This year's spring assembly of the German bishops' conference, scheduled in Mainz March 2-5, will be dominated by the election of a successor to the its current president, Cardinal Reinhard Marx of Munich and Freising.

The cardinal, 66, is retiring from presidency and has said it is time for a younger generation to take the helm, reported the German Catholic news agency, KNA.

Cardinal Marx has won praise for being down to earth and diplomatic and, most of all, for having good connections to Pope Francis, all of which made him an effective representative of his fellow bishops, KNA reported.

The conference vice president, Bishop Franz-Josef Bode of Osnabruck, 69, has already said he will not run for president. Cardinal Rainer Maria Woelki of Cologne also has ruled out running.

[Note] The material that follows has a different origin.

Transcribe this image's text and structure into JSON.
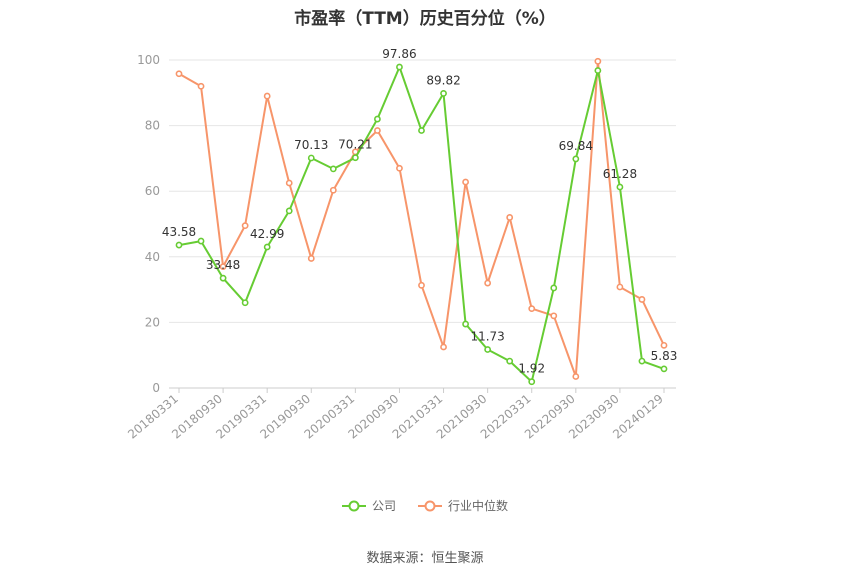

There is intense media interest in the meeting, not the least because of the other issues the bishops will address, including further efforts to tackle the sexual abuse scandal. Abuse victims are still waiting for the church to agree on compensation for their suffering. Sums of up to 400,000 euros (US$434,000) per victim have been discussed, a level that poorer dioceses may not be able to afford.

The spokesman on abuse issues for the German bishops' conference, Trier Bishop Stephan Ackermann, said recently he was confident an agreement on compensation would soon be reached.

The abuse scandal and its aftermath were a major driving force behind the Synodal Path reform process, an attempt by bishops and laypeople to restore confidence in the church. The bishops' meeting in Mainz will take stock of the Jan. 30-Feb. 1 Synodal Assembly in Frankfurt, which launched the reform dialogue.

The meeting is also likely to analyze "Querida Amazonia," (Beloved Amazonia), Pope Francis' post- apostolic exhortation on the October Synod of Bishops for the Amazon.